Baby-poop bacteria to help make healthy sausages?

Scientists have found a bizarre new way of making sausages healthier - by using baby poop. 
According to a new research, bacteria from baby poop can help make sausages, which could transform savoury meats into health foods much like probiotic yogurts. 
Several types of sausages are made using bacterial fermentation, which helps give sausages their characteristic tangy flavour and provides them chewy texture and intense red colour, 'LiveScience' reported. 
Scientists in Spain reasoned that probiotic bacteria could be used in fermented sausages. 
"Probiotic fermented sausages will give an opportunity to consumers who don't take dairy products the possibility to include probiotic foods to their diet," said study co-author Anna Jofre from Catalonia's Institute of Food and Agricultural Research's (IRTA) food-safety programme in Girona, Spain. 
Researchers focused on microbes found alive in human feces as for probiotic bacteria to work, they must survive the acids in the digestive tract. 
They concentrated on 43 fecal samples of healthy infants up to 6 months old. The samples were taken from diapers, mostly provided by midwives in support groups for new parents. 
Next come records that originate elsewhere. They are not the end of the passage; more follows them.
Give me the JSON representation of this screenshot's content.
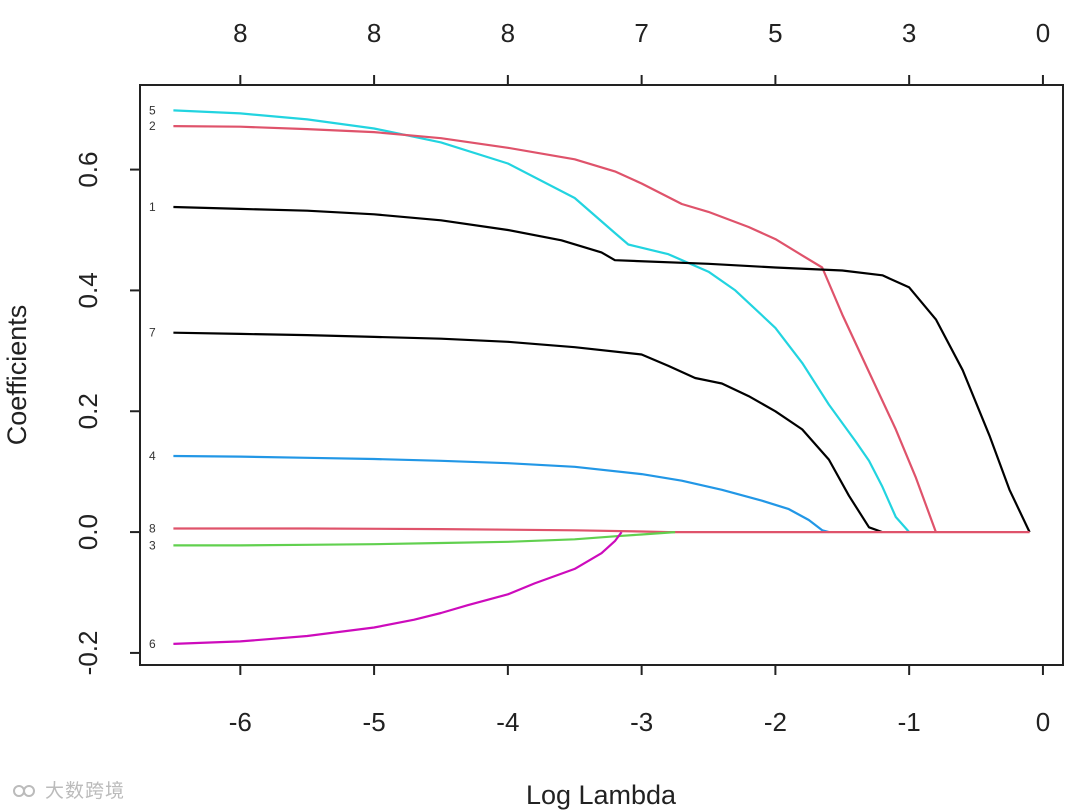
{
  "chart_data": {
    "type": "line",
    "xlabel": "Log Lambda",
    "ylabel": "Coefficients",
    "xlim": [
      -6.75,
      0.15
    ],
    "ylim": [
      -0.22,
      0.74
    ],
    "x_ticks": [
      -6,
      -5,
      -4,
      -3,
      -2,
      -1,
      0
    ],
    "x_tick_labels": [
      "-6",
      "-5",
      "-4",
      "-3",
      "-2",
      "-1",
      "0"
    ],
    "y_ticks": [
      -0.2,
      0.0,
      0.2,
      0.4,
      0.6
    ],
    "y_tick_labels": [
      "-0.2",
      "0.0",
      "0.2",
      "0.4",
      "0.6"
    ],
    "top_ticks": [
      -6,
      -5,
      -4,
      -3,
      -2,
      -1,
      0
    ],
    "top_tick_labels": [
      "8",
      "8",
      "8",
      "7",
      "5",
      "3",
      "0"
    ],
    "series": [
      {
        "name": "5",
        "color": "#22d4e0",
        "points": [
          [
            -6.5,
            0.698
          ],
          [
            -6.0,
            0.693
          ],
          [
            -5.5,
            0.683
          ],
          [
            -5.0,
            0.668
          ],
          [
            -4.5,
            0.645
          ],
          [
            -4.0,
            0.61
          ],
          [
            -3.5,
            0.553
          ],
          [
            -3.2,
            0.495
          ],
          [
            -3.1,
            0.476
          ],
          [
            -2.8,
            0.46
          ],
          [
            -2.5,
            0.431
          ],
          [
            -2.3,
            0.4
          ],
          [
            -2.0,
            0.338
          ],
          [
            -1.8,
            0.28
          ],
          [
            -1.6,
            0.211
          ],
          [
            -1.4,
            0.15
          ],
          [
            -1.3,
            0.118
          ],
          [
            -1.2,
            0.075
          ],
          [
            -1.1,
            0.025
          ],
          [
            -1.0,
            0.0
          ]
        ]
      },
      {
        "name": "2",
        "color": "#df536b",
        "points": [
          [
            -6.5,
            0.672
          ],
          [
            -6.0,
            0.671
          ],
          [
            -5.5,
            0.667
          ],
          [
            -5.0,
            0.662
          ],
          [
            -4.5,
            0.652
          ],
          [
            -4.0,
            0.636
          ],
          [
            -3.5,
            0.617
          ],
          [
            -3.2,
            0.597
          ],
          [
            -3.0,
            0.577
          ],
          [
            -2.7,
            0.543
          ],
          [
            -2.5,
            0.53
          ],
          [
            -2.2,
            0.505
          ],
          [
            -2.0,
            0.485
          ],
          [
            -1.8,
            0.458
          ],
          [
            -1.65,
            0.438
          ],
          [
            -1.5,
            0.36
          ],
          [
            -1.3,
            0.265
          ],
          [
            -1.1,
            0.17
          ],
          [
            -0.95,
            0.09
          ],
          [
            -0.8,
            0.0
          ]
        ]
      },
      {
        "name": "1",
        "color": "#000000",
        "points": [
          [
            -6.5,
            0.538
          ],
          [
            -6.0,
            0.535
          ],
          [
            -5.5,
            0.532
          ],
          [
            -5.0,
            0.526
          ],
          [
            -4.5,
            0.516
          ],
          [
            -4.0,
            0.5
          ],
          [
            -3.6,
            0.483
          ],
          [
            -3.3,
            0.463
          ],
          [
            -3.2,
            0.45
          ],
          [
            -2.5,
            0.444
          ],
          [
            -2.0,
            0.438
          ],
          [
            -1.5,
            0.433
          ],
          [
            -1.2,
            0.425
          ],
          [
            -1.0,
            0.405
          ],
          [
            -0.8,
            0.352
          ],
          [
            -0.6,
            0.268
          ],
          [
            -0.4,
            0.16
          ],
          [
            -0.25,
            0.07
          ],
          [
            -0.1,
            0.0
          ]
        ]
      },
      {
        "name": "7",
        "color": "#000000",
        "points": [
          [
            -6.5,
            0.33
          ],
          [
            -6.0,
            0.328
          ],
          [
            -5.5,
            0.326
          ],
          [
            -5.0,
            0.323
          ],
          [
            -4.5,
            0.32
          ],
          [
            -4.0,
            0.315
          ],
          [
            -3.5,
            0.306
          ],
          [
            -3.0,
            0.294
          ],
          [
            -2.8,
            0.275
          ],
          [
            -2.6,
            0.255
          ],
          [
            -2.4,
            0.246
          ],
          [
            -2.2,
            0.225
          ],
          [
            -2.0,
            0.2
          ],
          [
            -1.8,
            0.17
          ],
          [
            -1.6,
            0.12
          ],
          [
            -1.45,
            0.06
          ],
          [
            -1.3,
            0.008
          ],
          [
            -1.2,
            0.0
          ]
        ]
      },
      {
        "name": "4",
        "color": "#2297e6",
        "points": [
          [
            -6.5,
            0.126
          ],
          [
            -6.0,
            0.125
          ],
          [
            -5.5,
            0.123
          ],
          [
            -5.0,
            0.121
          ],
          [
            -4.5,
            0.118
          ],
          [
            -4.0,
            0.114
          ],
          [
            -3.5,
            0.108
          ],
          [
            -3.0,
            0.096
          ],
          [
            -2.7,
            0.085
          ],
          [
            -2.4,
            0.07
          ],
          [
            -2.1,
            0.052
          ],
          [
            -1.9,
            0.038
          ],
          [
            -1.75,
            0.02
          ],
          [
            -1.65,
            0.003
          ],
          [
            -1.6,
            0.0
          ]
        ]
      },
      {
        "name": "8",
        "color": "#df536b",
        "points": [
          [
            -6.5,
            0.006
          ],
          [
            -5.5,
            0.006
          ],
          [
            -4.5,
            0.005
          ],
          [
            -3.5,
            0.003
          ],
          [
            -3.0,
            0.001
          ],
          [
            -2.8,
            0.0
          ],
          [
            -0.1,
            0.0
          ]
        ]
      },
      {
        "name": "3",
        "color": "#61d04f",
        "points": [
          [
            -6.5,
            -0.022
          ],
          [
            -6.0,
            -0.022
          ],
          [
            -5.5,
            -0.021
          ],
          [
            -5.0,
            -0.02
          ],
          [
            -4.5,
            -0.018
          ],
          [
            -4.0,
            -0.016
          ],
          [
            -3.5,
            -0.012
          ],
          [
            -3.2,
            -0.007
          ],
          [
            -3.0,
            -0.004
          ],
          [
            -2.75,
            0.0
          ]
        ]
      },
      {
        "name": "6",
        "color": "#cd0bbc",
        "points": [
          [
            -6.5,
            -0.185
          ],
          [
            -6.0,
            -0.181
          ],
          [
            -5.5,
            -0.172
          ],
          [
            -5.0,
            -0.158
          ],
          [
            -4.7,
            -0.145
          ],
          [
            -4.5,
            -0.134
          ],
          [
            -4.3,
            -0.121
          ],
          [
            -4.0,
            -0.103
          ],
          [
            -3.8,
            -0.085
          ],
          [
            -3.5,
            -0.061
          ],
          [
            -3.3,
            -0.035
          ],
          [
            -3.2,
            -0.015
          ],
          [
            -3.15,
            0.0
          ]
        ]
      }
    ]
  },
  "watermark": {
    "text": "大数跨境"
  }
}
The two kinds of bacteria used most often in probiotics, Lactobacillus and Bifidobacterium, are far more abundant in infant poop than in adult excrement. 
"Infant feces are natural samples, easy to obtain," Jofre said. 
Scientists tried fermenting six batches of sausages using three strains of bacteria found in baby poop and three other, commercial probiotic strains of bacteria. 
Previous research established the strains the researchers used from infant excrement were safe for people.
Specifically, the investigators made "fuet," a kind of Mediterranean fermented sausage. 
Only one of the six strains of bacteria became the main, dominant microbes within the sausages: one of the strains from infant feces, the report said. 
This strain grew "to levels of 100 million cells per gramme of sausage enough to produce health-promoting effects to people," Jofre said.